L’IA, est-elle l’avenir de la création de contenus en formation ?

par | 18 octobre 2022 | Technologie

Midjourney et Dall-e ont révolutionné l’Intelligence Artificielle. Au point où le magazine The economist en juin 2022 en a fait sa couverture : la nouvelle frontière de l’IA. 2022, sera-t-elle l’année du basculement de l’IA ? L’Intelligence Artificielle, est-elle en train de gagner la guerre de contenus ? La machine, va-t-elle remplacer l’homme dans son métier de créateur de contenu ? Quelle sera la conséquence pour le monde de la formation ? L’IA agent conversationnel, on connaît, mais l’IA créateur de contenu, c’est nouveau. Qu’est-ce qui restera au bon formateur d’antan ?

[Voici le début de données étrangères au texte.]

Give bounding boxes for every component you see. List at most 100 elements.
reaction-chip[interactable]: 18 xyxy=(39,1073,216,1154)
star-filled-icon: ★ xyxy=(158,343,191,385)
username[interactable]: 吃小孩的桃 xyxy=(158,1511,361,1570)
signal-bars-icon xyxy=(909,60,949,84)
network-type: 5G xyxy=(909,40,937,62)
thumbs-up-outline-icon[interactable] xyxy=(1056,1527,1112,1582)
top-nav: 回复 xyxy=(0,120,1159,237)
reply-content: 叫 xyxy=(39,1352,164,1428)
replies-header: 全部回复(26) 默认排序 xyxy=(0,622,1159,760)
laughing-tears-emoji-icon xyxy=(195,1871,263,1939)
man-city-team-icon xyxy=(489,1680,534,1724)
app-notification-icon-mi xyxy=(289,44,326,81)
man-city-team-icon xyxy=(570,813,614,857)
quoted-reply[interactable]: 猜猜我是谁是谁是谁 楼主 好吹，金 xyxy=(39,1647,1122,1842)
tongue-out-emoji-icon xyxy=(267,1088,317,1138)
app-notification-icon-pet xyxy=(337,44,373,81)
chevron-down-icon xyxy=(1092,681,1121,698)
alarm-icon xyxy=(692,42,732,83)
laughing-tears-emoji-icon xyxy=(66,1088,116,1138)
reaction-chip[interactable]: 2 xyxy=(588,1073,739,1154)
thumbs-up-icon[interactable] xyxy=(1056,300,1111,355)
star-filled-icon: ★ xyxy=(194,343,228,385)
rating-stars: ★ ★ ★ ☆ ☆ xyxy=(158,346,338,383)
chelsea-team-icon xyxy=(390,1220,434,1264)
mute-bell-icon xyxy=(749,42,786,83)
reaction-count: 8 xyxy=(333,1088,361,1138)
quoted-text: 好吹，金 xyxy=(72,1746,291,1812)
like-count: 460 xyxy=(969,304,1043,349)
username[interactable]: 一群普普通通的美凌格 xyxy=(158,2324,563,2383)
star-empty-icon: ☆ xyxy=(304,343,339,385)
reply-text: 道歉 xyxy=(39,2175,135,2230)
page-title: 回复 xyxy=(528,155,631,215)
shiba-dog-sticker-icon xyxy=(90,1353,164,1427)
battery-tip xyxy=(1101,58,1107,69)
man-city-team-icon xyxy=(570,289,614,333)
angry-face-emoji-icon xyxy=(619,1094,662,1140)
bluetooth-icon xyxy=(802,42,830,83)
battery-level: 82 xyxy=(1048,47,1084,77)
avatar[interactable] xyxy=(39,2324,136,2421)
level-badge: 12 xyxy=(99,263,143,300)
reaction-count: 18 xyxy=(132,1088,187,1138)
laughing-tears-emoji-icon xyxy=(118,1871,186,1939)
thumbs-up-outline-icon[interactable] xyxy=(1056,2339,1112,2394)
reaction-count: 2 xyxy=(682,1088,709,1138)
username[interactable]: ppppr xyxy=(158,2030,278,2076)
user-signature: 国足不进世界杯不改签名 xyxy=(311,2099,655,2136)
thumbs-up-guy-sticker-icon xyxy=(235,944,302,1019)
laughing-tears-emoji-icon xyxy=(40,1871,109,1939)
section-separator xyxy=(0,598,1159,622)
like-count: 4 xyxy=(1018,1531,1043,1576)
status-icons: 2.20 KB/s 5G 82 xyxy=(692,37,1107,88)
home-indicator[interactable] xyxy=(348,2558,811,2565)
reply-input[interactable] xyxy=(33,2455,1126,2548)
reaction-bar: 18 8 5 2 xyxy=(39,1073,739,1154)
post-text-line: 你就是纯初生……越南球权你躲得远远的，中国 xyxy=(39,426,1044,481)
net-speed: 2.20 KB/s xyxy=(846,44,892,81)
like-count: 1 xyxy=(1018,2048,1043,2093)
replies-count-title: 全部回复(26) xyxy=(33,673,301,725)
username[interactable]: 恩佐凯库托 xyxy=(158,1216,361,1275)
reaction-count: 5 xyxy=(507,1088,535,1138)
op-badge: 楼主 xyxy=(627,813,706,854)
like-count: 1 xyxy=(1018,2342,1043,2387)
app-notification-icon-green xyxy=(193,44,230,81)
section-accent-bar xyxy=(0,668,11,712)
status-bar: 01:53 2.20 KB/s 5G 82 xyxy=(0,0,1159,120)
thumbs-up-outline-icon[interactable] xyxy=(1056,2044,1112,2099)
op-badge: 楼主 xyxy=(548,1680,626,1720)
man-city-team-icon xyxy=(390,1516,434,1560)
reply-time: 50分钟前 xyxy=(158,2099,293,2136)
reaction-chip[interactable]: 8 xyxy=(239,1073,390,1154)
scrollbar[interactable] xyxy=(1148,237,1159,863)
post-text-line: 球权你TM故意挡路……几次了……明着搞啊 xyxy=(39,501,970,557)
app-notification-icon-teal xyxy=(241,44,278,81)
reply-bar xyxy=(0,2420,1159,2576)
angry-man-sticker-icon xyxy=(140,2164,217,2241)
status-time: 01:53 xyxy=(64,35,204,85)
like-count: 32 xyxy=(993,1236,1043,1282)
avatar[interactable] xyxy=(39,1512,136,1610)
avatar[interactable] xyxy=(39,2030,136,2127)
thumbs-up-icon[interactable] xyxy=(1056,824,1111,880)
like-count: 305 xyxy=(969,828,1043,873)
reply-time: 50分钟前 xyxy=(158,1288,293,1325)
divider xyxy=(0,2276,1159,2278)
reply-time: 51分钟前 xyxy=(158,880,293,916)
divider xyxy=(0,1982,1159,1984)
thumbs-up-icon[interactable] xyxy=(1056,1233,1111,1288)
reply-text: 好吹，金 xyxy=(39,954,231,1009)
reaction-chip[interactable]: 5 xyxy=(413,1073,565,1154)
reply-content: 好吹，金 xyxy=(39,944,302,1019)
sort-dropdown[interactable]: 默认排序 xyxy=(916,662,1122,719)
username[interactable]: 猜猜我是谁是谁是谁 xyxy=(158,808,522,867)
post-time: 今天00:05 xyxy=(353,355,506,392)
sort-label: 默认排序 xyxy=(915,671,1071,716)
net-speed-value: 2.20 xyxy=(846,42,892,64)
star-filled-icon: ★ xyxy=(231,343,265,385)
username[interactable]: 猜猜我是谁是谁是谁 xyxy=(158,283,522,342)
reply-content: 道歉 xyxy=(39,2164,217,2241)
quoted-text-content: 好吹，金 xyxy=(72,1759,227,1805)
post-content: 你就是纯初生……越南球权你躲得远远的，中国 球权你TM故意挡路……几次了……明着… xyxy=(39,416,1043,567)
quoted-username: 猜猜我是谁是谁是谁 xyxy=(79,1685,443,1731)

1, L’IA est devenue une créatrice de contenus

Midjourney (date de création 2022) est un laboratoire de recherche spécialisé dans l’IA qui produit des images à partir d’une demande textuelle, des images saisissantes par leurs qualités (https://www.midjourney.com/showcase/). Dall-E, en hommage au peintre Dali (date de création 2021) propose la même chose dans sa version 2, ces images semblent, selon les praticiens, libres de droit (https://openai.com/dall-e-2/). Aujourd’hui, OpenIA, la maison mère de Dall-E, revendique 1,5 millions d’utilisateurs et génère 2 millions d’images par jour. Ils sont en version Beta, mais accessible à tout le monde.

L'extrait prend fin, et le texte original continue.